Currently the processing of CMCs carries a high manufacturing cost in comparison with metal alloys. This is due to the high energy-intensity of the process which limits the use of CMCs to high-end applications. The high cost of the fibres comes from the preparation of the bulk material to be spun, spinning it to form the green fibre and then heat treating it to obtain the ceramic fibre. During the manufacturing process, specialised equipment is required, in addition to high purity, and hence expensive, ceramic powder and long cycles at high temperatures to heat treat the fibres. Furthermore, in order to process ceramic matrix composites a suitable atmosphere is needed during the sintering stage, in particular for non-oxide CMCs for which the presence of oxygen is not favourable. As a result, there is interest in investigating whether processes and techniques that are used with polymer matrix composites (PMCs), can be adapted for use with CMCs to drive costs down. Additionally, the aerospace industry is already familiar with the methods and equipment used with PMCs, hence it will be very beneficial to transfer the knowledge from PMCs to CMCs.
Research projects
Ceramics are used for high temperature applications such as thermal barriers and components in high efficiency engines, due to their refractoriness and sustained mechanical properties at elevated temperatures. Conventional ceramics are inherently brittle with a low fracture toughness compared with metals. To overcome this, ceramic whiskers or continuous fibres are added to ceramic matrices, forming ceramic matrix composites (CMCs). CMCs have the advantages of a higher fracture toughness than monolithic ceramics whilst retaining a lower density compared with metals such as nickel superalloys used in similar applications. They can also have excellent corrosion/oxidation resistance properties in harsh environments. These attributes make them highly suitable as substitutes for metals in high temperature applications and in particular within the aerospace sector.

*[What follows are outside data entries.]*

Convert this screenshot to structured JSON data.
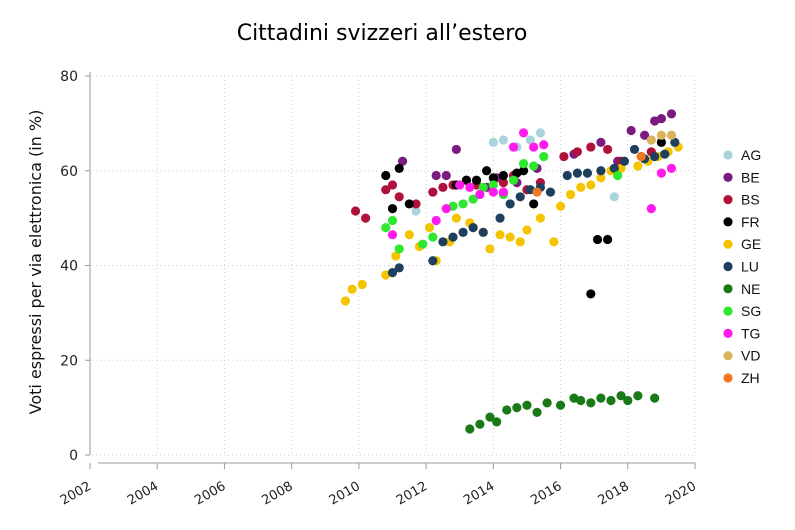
{
  "chart_data": {
    "type": "scatter",
    "title": "Cittadini svizzeri all’estero",
    "xlabel": "",
    "ylabel": "Voti espressi per via elettronica (in %)",
    "xlim": [
      2002,
      2020
    ],
    "ylim": [
      0,
      80
    ],
    "xticks": [
      "2002",
      "2004",
      "2006",
      "2008",
      "2010",
      "2012",
      "2014",
      "2016",
      "2018",
      "2020"
    ],
    "yticks": [
      "0",
      "20",
      "40",
      "60",
      "80"
    ],
    "grid": true,
    "legend_position": "right",
    "series": [
      {
        "name": "AG",
        "color": "#a9d3dd",
        "points": [
          [
            2011.7,
            51.5
          ],
          [
            2014.0,
            66.0
          ],
          [
            2014.3,
            66.5
          ],
          [
            2014.7,
            65.0
          ],
          [
            2015.1,
            66.5
          ],
          [
            2015.4,
            68.0
          ],
          [
            2017.6,
            54.5
          ],
          [
            2018.7,
            66.5
          ],
          [
            2019.3,
            67.5
          ]
        ]
      },
      {
        "name": "BE",
        "color": "#7b1a7f",
        "points": [
          [
            2011.3,
            62.0
          ],
          [
            2012.3,
            59.0
          ],
          [
            2012.6,
            59.0
          ],
          [
            2012.9,
            64.5
          ],
          [
            2013.2,
            58.0
          ],
          [
            2013.8,
            56.5
          ],
          [
            2014.1,
            58.5
          ],
          [
            2014.7,
            57.5
          ],
          [
            2015.3,
            60.5
          ],
          [
            2016.4,
            63.5
          ],
          [
            2017.2,
            66.0
          ],
          [
            2017.7,
            62.0
          ],
          [
            2018.1,
            68.5
          ],
          [
            2018.5,
            67.5
          ],
          [
            2018.8,
            70.5
          ],
          [
            2019.0,
            71.0
          ],
          [
            2019.3,
            72.0
          ]
        ]
      },
      {
        "name": "BS",
        "color": "#b0113a",
        "points": [
          [
            2009.9,
            51.5
          ],
          [
            2010.2,
            50.0
          ],
          [
            2010.8,
            56.0
          ],
          [
            2011.0,
            57.0
          ],
          [
            2011.2,
            54.5
          ],
          [
            2011.7,
            53.0
          ],
          [
            2012.2,
            55.5
          ],
          [
            2012.5,
            56.5
          ],
          [
            2012.8,
            57.0
          ],
          [
            2013.5,
            57.0
          ],
          [
            2014.3,
            57.5
          ],
          [
            2014.6,
            59.0
          ],
          [
            2015.0,
            56.0
          ],
          [
            2015.4,
            57.5
          ],
          [
            2016.1,
            63.0
          ],
          [
            2016.5,
            64.0
          ],
          [
            2016.9,
            65.0
          ],
          [
            2017.4,
            64.5
          ],
          [
            2017.8,
            62.0
          ],
          [
            2018.4,
            63.0
          ],
          [
            2018.7,
            64.0
          ]
        ]
      },
      {
        "name": "FR",
        "color": "#000000",
        "points": [
          [
            2010.8,
            59.0
          ],
          [
            2011.0,
            52.0
          ],
          [
            2011.2,
            60.5
          ],
          [
            2011.5,
            53.0
          ],
          [
            2012.9,
            57.0
          ],
          [
            2013.2,
            58.0
          ],
          [
            2013.5,
            58.0
          ],
          [
            2013.8,
            60.0
          ],
          [
            2014.0,
            58.5
          ],
          [
            2014.3,
            59.0
          ],
          [
            2014.7,
            59.5
          ],
          [
            2014.9,
            60.0
          ],
          [
            2015.2,
            53.0
          ],
          [
            2016.9,
            34.0
          ],
          [
            2017.1,
            45.5
          ],
          [
            2017.4,
            45.5
          ],
          [
            2019.0,
            66.0
          ]
        ]
      },
      {
        "name": "GE",
        "color": "#f5c400",
        "points": [
          [
            2009.6,
            32.5
          ],
          [
            2009.8,
            35.0
          ],
          [
            2010.1,
            36.0
          ],
          [
            2010.8,
            38.0
          ],
          [
            2011.1,
            42.0
          ],
          [
            2011.5,
            46.5
          ],
          [
            2011.8,
            44.0
          ],
          [
            2012.1,
            48.0
          ],
          [
            2012.3,
            41.0
          ],
          [
            2012.7,
            45.0
          ],
          [
            2012.9,
            50.0
          ],
          [
            2013.1,
            47.0
          ],
          [
            2013.3,
            49.0
          ],
          [
            2013.7,
            47.0
          ],
          [
            2013.9,
            43.5
          ],
          [
            2014.2,
            46.5
          ],
          [
            2014.5,
            46.0
          ],
          [
            2014.8,
            45.0
          ],
          [
            2015.0,
            47.5
          ],
          [
            2015.4,
            50.0
          ],
          [
            2015.8,
            45.0
          ],
          [
            2016.0,
            52.5
          ],
          [
            2016.3,
            55.0
          ],
          [
            2016.6,
            56.5
          ],
          [
            2016.9,
            57.0
          ],
          [
            2017.2,
            58.5
          ],
          [
            2017.5,
            60.0
          ],
          [
            2017.8,
            60.5
          ],
          [
            2018.3,
            61.0
          ],
          [
            2018.6,
            62.0
          ],
          [
            2018.9,
            63.0
          ],
          [
            2019.2,
            64.0
          ],
          [
            2019.5,
            65.0
          ]
        ]
      },
      {
        "name": "LU",
        "color": "#1f3f5f",
        "points": [
          [
            2011.0,
            38.5
          ],
          [
            2011.2,
            39.5
          ],
          [
            2012.2,
            41.0
          ],
          [
            2012.5,
            45.0
          ],
          [
            2012.8,
            46.0
          ],
          [
            2013.1,
            47.0
          ],
          [
            2013.4,
            48.0
          ],
          [
            2013.7,
            47.0
          ],
          [
            2014.2,
            50.0
          ],
          [
            2014.5,
            53.0
          ],
          [
            2014.8,
            54.5
          ],
          [
            2015.1,
            56.0
          ],
          [
            2015.4,
            56.5
          ],
          [
            2015.7,
            55.5
          ],
          [
            2016.2,
            59.0
          ],
          [
            2016.5,
            59.5
          ],
          [
            2016.8,
            59.5
          ],
          [
            2017.2,
            60.0
          ],
          [
            2017.6,
            60.5
          ],
          [
            2017.9,
            62.0
          ],
          [
            2018.2,
            64.5
          ],
          [
            2018.5,
            62.5
          ],
          [
            2018.8,
            63.0
          ],
          [
            2019.1,
            63.5
          ],
          [
            2019.4,
            66.0
          ]
        ]
      },
      {
        "name": "NE",
        "color": "#1a7a18",
        "points": [
          [
            2013.3,
            5.5
          ],
          [
            2013.6,
            6.5
          ],
          [
            2013.9,
            8.0
          ],
          [
            2014.1,
            7.0
          ],
          [
            2014.4,
            9.5
          ],
          [
            2014.7,
            10.0
          ],
          [
            2015.0,
            10.5
          ],
          [
            2015.3,
            9.0
          ],
          [
            2015.6,
            11.0
          ],
          [
            2016.0,
            10.5
          ],
          [
            2016.4,
            12.0
          ],
          [
            2016.6,
            11.5
          ],
          [
            2016.9,
            11.0
          ],
          [
            2017.2,
            12.0
          ],
          [
            2017.5,
            11.5
          ],
          [
            2017.8,
            12.5
          ],
          [
            2018.0,
            11.5
          ],
          [
            2018.3,
            12.5
          ],
          [
            2018.8,
            12.0
          ]
        ]
      },
      {
        "name": "SG",
        "color": "#2ee82e",
        "points": [
          [
            2010.8,
            48.0
          ],
          [
            2011.0,
            49.5
          ],
          [
            2011.2,
            43.5
          ],
          [
            2011.9,
            44.5
          ],
          [
            2012.2,
            46.0
          ],
          [
            2012.8,
            52.5
          ],
          [
            2013.1,
            53.0
          ],
          [
            2013.4,
            54.0
          ],
          [
            2013.7,
            56.5
          ],
          [
            2014.0,
            57.0
          ],
          [
            2014.3,
            55.0
          ],
          [
            2014.6,
            58.0
          ],
          [
            2014.9,
            61.5
          ],
          [
            2015.2,
            61.0
          ],
          [
            2015.5,
            63.0
          ],
          [
            2017.7,
            59.0
          ]
        ]
      },
      {
        "name": "TG",
        "color": "#ff1aee",
        "points": [
          [
            2011.0,
            46.5
          ],
          [
            2012.3,
            49.5
          ],
          [
            2012.6,
            52.0
          ],
          [
            2013.0,
            57.0
          ],
          [
            2013.3,
            56.5
          ],
          [
            2013.6,
            55.0
          ],
          [
            2014.0,
            55.5
          ],
          [
            2014.3,
            55.5
          ],
          [
            2014.6,
            65.0
          ],
          [
            2014.9,
            68.0
          ],
          [
            2015.2,
            65.0
          ],
          [
            2015.5,
            65.5
          ],
          [
            2018.7,
            52.0
          ],
          [
            2019.0,
            59.5
          ],
          [
            2019.3,
            60.5
          ]
        ]
      },
      {
        "name": "VD",
        "color": "#d9b45c",
        "points": [
          [
            2018.7,
            66.5
          ],
          [
            2019.0,
            67.5
          ],
          [
            2019.3,
            67.5
          ]
        ]
      },
      {
        "name": "ZH",
        "color": "#f07820",
        "points": [
          [
            2015.3,
            55.5
          ],
          [
            2018.4,
            63.0
          ]
        ]
      }
    ]
  }
}
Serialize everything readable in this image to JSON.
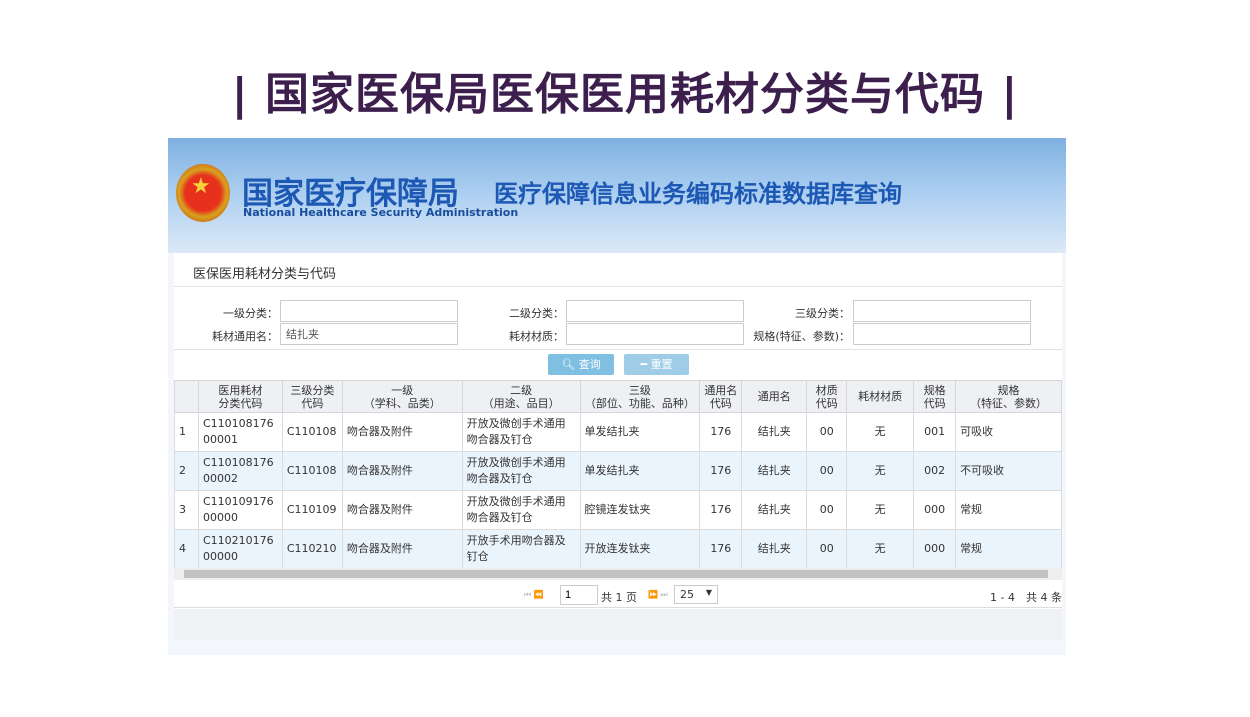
{
  "slide_title": "| 国家医保局医保医用耗材分类与代码 |",
  "banner": {
    "cn_title": "国家医疗保障局",
    "subtitle": "医疗保障信息业务编码标准数据库查询",
    "en_title": "National Healthcare Security Administration",
    "emblem": "★"
  },
  "panel_title": "医保医用耗材分类与代码",
  "form": {
    "level1_label": "一级分类：",
    "level1_value": "",
    "level2_label": "二级分类：",
    "level2_value": "",
    "level3_label": "三级分类：",
    "level3_value": "",
    "generic_name_label": "耗材通用名：",
    "generic_name_value": "结扎夹",
    "material_label": "耗材材质：",
    "material_value": "",
    "spec_label": "规格(特征、参数)：",
    "spec_value": ""
  },
  "buttons": {
    "search": "查询",
    "search_icon": "search-icon",
    "reset": "重置",
    "reset_icon": "minus-icon"
  },
  "colors": {
    "button": "#7fbfe2",
    "title": "#3d1f4e",
    "row_alt": "#eaf4fc"
  },
  "table": {
    "headers": [
      "",
      "医用耗材\n分类代码",
      "三级分类\n代码",
      "一级\n（学科、品类）",
      "二级\n（用途、品目）",
      "三级\n（部位、功能、品种）",
      "通用名\n代码",
      "通用名",
      "材质\n代码",
      "耗材材质",
      "规格\n代码",
      "规格\n（特征、参数）"
    ],
    "rows": [
      [
        "1",
        "C11010817600001",
        "C110108",
        "吻合器及附件",
        "开放及微创手术通用吻合器及钉仓",
        "单发结扎夹",
        "176",
        "结扎夹",
        "00",
        "无",
        "001",
        "可吸收"
      ],
      [
        "2",
        "C11010817600002",
        "C110108",
        "吻合器及附件",
        "开放及微创手术通用吻合器及钉仓",
        "单发结扎夹",
        "176",
        "结扎夹",
        "00",
        "无",
        "002",
        "不可吸收"
      ],
      [
        "3",
        "C11010917600000",
        "C110109",
        "吻合器及附件",
        "开放及微创手术通用吻合器及钉仓",
        "腔镜连发钛夹",
        "176",
        "结扎夹",
        "00",
        "无",
        "000",
        "常规"
      ],
      [
        "4",
        "C11021017600000",
        "C110210",
        "吻合器及附件",
        "开放手术用吻合器及钉仓",
        "开放连发钛夹",
        "176",
        "结扎夹",
        "00",
        "无",
        "000",
        "常规"
      ]
    ]
  },
  "pager": {
    "page": "1",
    "total_pages": "共 1 页",
    "page_size": "25",
    "summary": "1 - 4　共 4 条"
  }
}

Currently the processing of CMCs carries a high manufacturing cost in comparison with metal alloys. This is due to the high energy-intensity of the process which limits the use of CMCs to high-end applications. The high cost of the fibres comes from the preparation of the bulk material to be spun, spinning it to form the green fibre and then heat treating it to obtain the ceramic fibre. During the manufacturing process, specialised equipment is required, in addition to high purity, and hence expensive, ceramic powder and long cycles at high temperatures to heat treat the fibres. Furthermore, in order to process ceramic matrix composites a suitable atmosphere is needed during the sintering stage, in particular for non-oxide CMCs for which the presence of oxygen is not favourable. As a result, there is interest in investigating whether processes and techniques that are used with polymer matrix composites (PMCs), can be adapted for use with CMCs to drive costs down. Additionally, the aerospace industry is already familiar with the methods and equipment used with PMCs, hence it will be very beneficial to transfer the knowledge from PMCs to CMCs.
Publications
The use of manufacturing methods commonly used for polymer matrix composites (PMCs) in the production of ceramic matrix composites (CMCs), as opposed to more traditional ceramic manufacturing methods, has the potential to reduce the cost of components. This work focuses on three typical PMC manufacturing methods and assesses their suitability for the production of an oxide-oxide porous matrix ceramic composite, starting from a commercially available pre-impregnated Nextel 610®/aluminium oxide material. While all the techniques can be used to produce CMCs, results showed that compared with vacuum bagging and warm pressing, autoclave processing produced the best outcome. It resulted in the most uniform thickness laminates and the lowest macro-porosity, as well as the highest flexural strength.